Norway hunts whales on the strength of a formal reservation to the moratorium, while Iceland has set its own quota in defiance of the ban.

"Coastal whaling (for Japan) would legitimise what Iceland and Norway are doing," WDCS spokesman Nicolas Entrup told AFP. "The reputation of an international treaty needs to be held up."

Greenpeace issued a terse statement saying "no whales were saved" at the IWC meeting, which it described as "disturbingly uneventful" while calling for "an urgent plan of action that would stop whaling in Antarctic waters and begin the modernisation of the IWC."

The head of the 63-year-old IWC, which is to hold its annual meeting in Madeira, Portugal, June 22-26, voiced "cautious optimism" after the Rome talks.

"I am heartened at ... the general commitment to continue to further develop a set of proposals that can command broad agreement," said IWC chairman William Hogarth of the United States in a statement.

The IWC also "deplored acts of violence against ships and once again unanimously called for action to be taken by the relevant authorities," the statement said, referring to alleged attacks by anti-whaling campaigners on Japanese research vessels.

Ahead of the Rome meeting, US President Barack Obama's administration stated its firm opposition to commercial whaling.

"It is our view that any package, to be acceptable, must result in a significant improvement in the conservation status of whales," said Nancy Sutley, chair of the White House's Council on Environmental Quality.

Hogarth, who was appointed by former president George W. Bush, crafted the planned compromise with Japan in a bid to salvage the the 84-member IWC from collapse.

Japan has repeatedly threatened to leave the IWC if the body does not shift to what Tokyo believes is its original purpose -- managing a sustainable kill of whales.

Japan defends whaling as a tradition and accuses Westerners of disrespecting its culture.

Tokyo also asserts that the treaty requires that the "by-products" of the research are not wasted, and that the income from the sale of the meat partially offsets the cost of the research.

Japan's "political will is far greater than the combined political will of the pro-conservation governments," Fisher told AFP. "The whaling issue could be resolved very quickly if the right people paid attention to it."

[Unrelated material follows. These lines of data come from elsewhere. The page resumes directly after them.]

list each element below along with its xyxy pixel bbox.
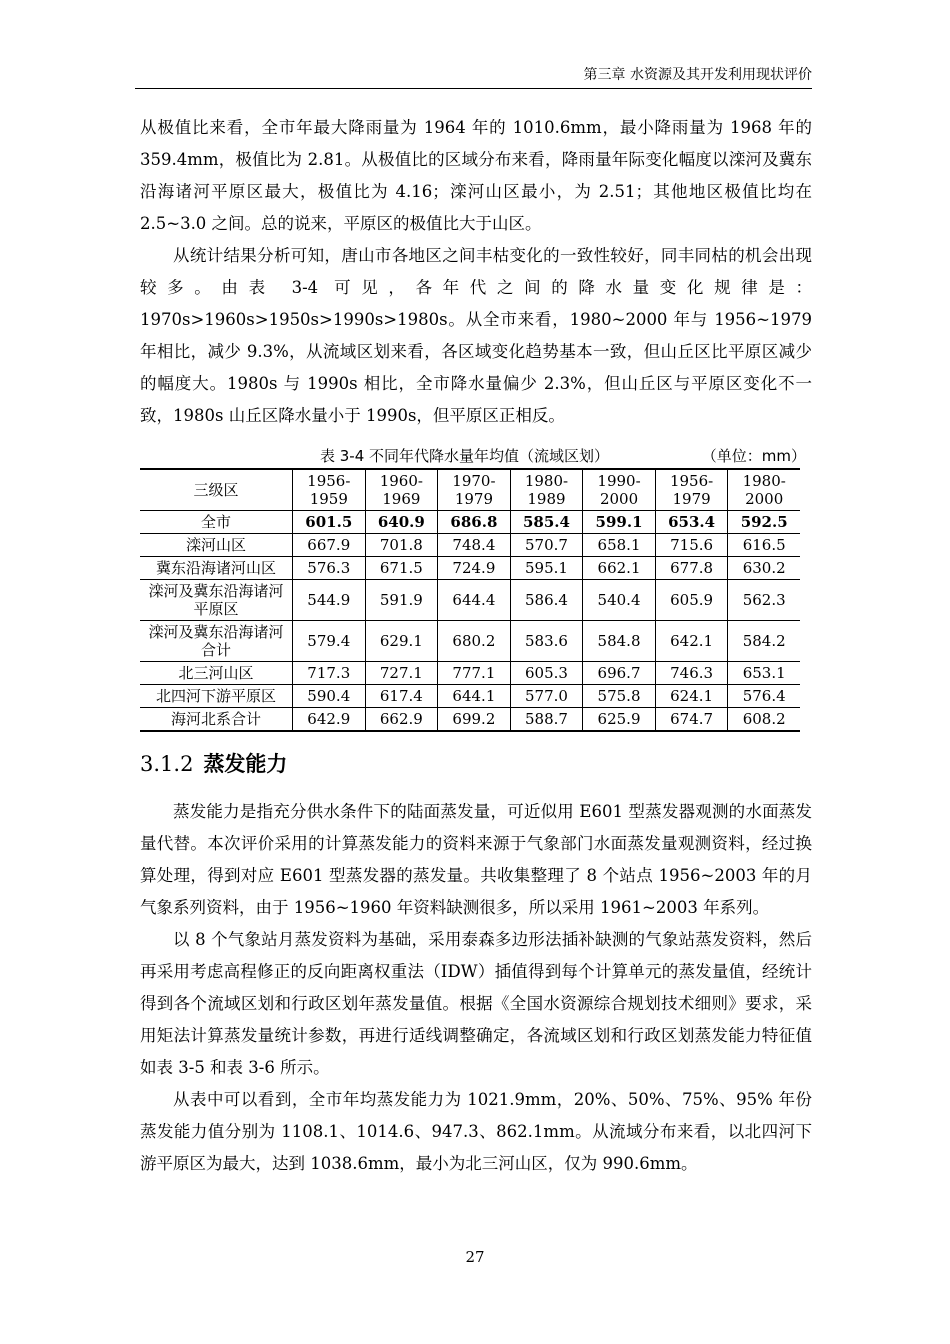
table-cell: 608.2	[728, 708, 800, 732]
table-cell: 748.4	[438, 534, 511, 557]
table-cell: 562.3	[728, 580, 800, 621]
row-label: 海河北系合计	[140, 708, 293, 732]
row-label: 滦河山区	[140, 534, 293, 557]
paragraph: 从统计结果分析可知，唐山市各地区之间丰枯变化的一致性较好，同丰同枯的机会出现较多。由表 3-4 可见，各年代之间的降水量变化规律是：1970s>1960s>1950s>1990s>1980s。从全市来看，1980~2000 年与 1956~1979 年相比，减少 9.3%，从流域区划来看，各区域变化趋势基本一致，但山丘区比平原区减少的幅度大。1980s 与 1990s 相比，全市降水量偏少 2.3%，但山丘区与平原区变化不一致，1980s 山丘区降水量小于 1990s，但平原区正相反。	[140, 246, 812, 425]
table-cell: 591.9	[365, 580, 438, 621]
row-label: 冀东沿海诸河山区	[140, 557, 293, 580]
table-cell: 544.9	[293, 580, 366, 621]
table-row	[140, 621, 800, 662]
table-cell: 601.5	[293, 511, 366, 534]
table-cell: 576.3	[293, 557, 366, 580]
table-row	[140, 662, 800, 685]
table-cell: 577.0	[510, 685, 583, 708]
section-heading	[140, 746, 812, 782]
page-number: 27	[465, 1248, 485, 1266]
table-cell: 642.9	[293, 708, 366, 732]
table-column-header: 1956-1979	[655, 469, 728, 511]
table-cell: 674.7	[655, 708, 728, 732]
table-cell: 576.4	[728, 685, 800, 708]
table-row	[140, 708, 800, 732]
table-cell: 575.8	[583, 685, 656, 708]
running-header: 第三章 水资源及其开发利用现状评价	[135, 66, 812, 89]
table-cell: 717.3	[293, 662, 366, 685]
table-cell: 586.4	[510, 580, 583, 621]
table-row	[140, 511, 800, 534]
table-cell: 540.4	[583, 580, 656, 621]
table-column-header: 1960-1969	[365, 469, 438, 511]
table-cell: 680.2	[438, 621, 511, 662]
table-cell: 590.4	[293, 685, 366, 708]
table-cell: 727.1	[365, 662, 438, 685]
table-cell: 724.9	[438, 557, 511, 580]
row-label: 北三河山区	[140, 662, 293, 685]
table-cell: 746.3	[655, 662, 728, 685]
table-row	[140, 534, 800, 557]
table-cell: 592.5	[728, 511, 800, 534]
table-cell: 640.9	[365, 511, 438, 534]
section-title: 蒸发能力	[203, 752, 288, 776]
table-cell: 662.1	[583, 557, 656, 580]
table-cell: 583.6	[510, 621, 583, 662]
row-label: 全市	[140, 511, 293, 534]
table-cell: 570.7	[510, 534, 583, 557]
paragraph: 从极值比来看，全市年最大降雨量为 1964 年的 1010.6mm，最小降雨量为 1968 年的 359.4mm，极值比为 2.81。从极值比的区域分布来看，降雨量年际变化幅度以滦河及冀东沿海诸河平原区最大，极值比为 4.16；滦河山区最小，为 2.51；其他地区极值比均在 2.5~3.0 之间。总的说来，平原区的极值比大于山区。	[140, 118, 812, 233]
table-cell: 677.8	[655, 557, 728, 580]
table-cell: 644.4	[438, 580, 511, 621]
table-column-header: 1980-2000	[728, 469, 800, 511]
table-title: 表 3-4 不同年代降水量年均值（流域区划）	[320, 447, 610, 465]
table-cell: 696.7	[583, 662, 656, 685]
table-column-header: 1980-1989	[510, 469, 583, 511]
table-cell: 599.1	[583, 511, 656, 534]
table-cell: 595.1	[510, 557, 583, 580]
table-cell: 605.9	[655, 580, 728, 621]
section-number: 3.1.2	[140, 752, 194, 776]
table-cell: 701.8	[365, 534, 438, 557]
table-cell: 658.1	[583, 534, 656, 557]
table-cell: 653.4	[655, 511, 728, 534]
table-cell: 715.6	[655, 534, 728, 557]
table-cell: 616.5	[728, 534, 800, 557]
table-column-header: 1970-1979	[438, 469, 511, 511]
table-cell: 585.4	[510, 511, 583, 534]
page-body	[140, 112, 812, 1180]
table-cell: 584.2	[728, 621, 800, 662]
table-header-row	[140, 469, 800, 511]
paragraphs-bottom	[140, 796, 812, 1180]
table-cell: 624.1	[655, 685, 728, 708]
table-unit: （单位：mm）	[701, 447, 806, 465]
table-cell: 686.8	[438, 511, 511, 534]
table-cell: 588.7	[510, 708, 583, 732]
table-row	[140, 580, 800, 621]
table-cell: 584.8	[583, 621, 656, 662]
precipitation-table	[140, 468, 800, 732]
paragraph: 蒸发能力是指充分供水条件下的陆面蒸发量，可近似用 E601 型蒸发器观测的水面蒸发量代替。本次评价采用的计算蒸发能力的资料来源于气象部门水面蒸发量观测资料，经过换算处理，得到对应 E601 型蒸发器的蒸发量。共收集整理了 8 个站点 1956~2003 年的月气象系列资料，由于 1956~1960 年资料缺测很多，所以采用 1961~2003 年系列。	[140, 802, 812, 917]
table-cell: 699.2	[438, 708, 511, 732]
table-cell: 671.5	[365, 557, 438, 580]
paragraph: 从表中可以看到，全市年均蒸发能力为 1021.9mm，20%、50%、75%、95% 年份蒸发能力值分别为 1108.1、1014.6、947.3、862.1mm。从流域分布来看，以北四河下游平原区为最大，达到 1038.6mm，最小为北三河山区，仅为 990.6mm。	[140, 1090, 812, 1173]
paragraphs-top	[140, 112, 812, 432]
table-cell: 617.4	[365, 685, 438, 708]
table-cell: 642.1	[655, 621, 728, 662]
table-cell: 653.1	[728, 662, 800, 685]
table-column-header: 1956-1959	[293, 469, 366, 511]
row-label: 北四河下游平原区	[140, 685, 293, 708]
table-cell: 667.9	[293, 534, 366, 557]
table-row	[140, 685, 800, 708]
table-cell: 630.2	[728, 557, 800, 580]
table-cell: 777.1	[438, 662, 511, 685]
table-cell: 662.9	[365, 708, 438, 732]
table-row	[140, 557, 800, 580]
table-cell: 625.9	[583, 708, 656, 732]
table-cell: 579.4	[293, 621, 366, 662]
row-label: 滦河及冀东沿海诸河合计	[140, 621, 293, 662]
table-corner-cell: 三级区	[140, 469, 293, 511]
table-caption	[140, 444, 812, 468]
table-cell: 629.1	[365, 621, 438, 662]
table-body	[140, 511, 800, 732]
table-column-header: 1990-2000	[583, 469, 656, 511]
paragraph: 以 8 个气象站月蒸发资料为基础，采用泰森多边形法插补缺测的气象站蒸发资料，然后再采用考虑高程修正的反向距离权重法（IDW）插值得到每个计算单元的蒸发量值，经统计得到各个流域区划和行政区划年蒸发量值。根据《全国水资源综合规划技术细则》要求，采用矩法计算蒸发量统计参数，再进行适线调整确定，各流域区划和行政区划蒸发能力特征值如表 3-5 和表 3-6 所示。	[140, 930, 812, 1077]
table-cell: 644.1	[438, 685, 511, 708]
row-label: 滦河及冀东沿海诸河平原区	[140, 580, 293, 621]
table-cell: 605.3	[510, 662, 583, 685]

Human impacts on whales have skyrocketed since the IWC was created, she said, citing climate change, pollution and fishing.

"Of all the threats to whales the one that's the simplest to fix is whaling," she said, adding that the commission "needs to reflect the reality of the situation now."

For Sara Holden of Greenpeace International, the irony is that there is "virtually no market for whale meat in Japan. It's not economically viable, and the science is neither needed nor wanted."

Greenpeace has conducted opinion polls among 15-to-59-year-olds in Japan finding that 90 percent of respondents "either never or very rarely eat" whale meat, said Holden, Greenpeace's international whales campaign coordinator.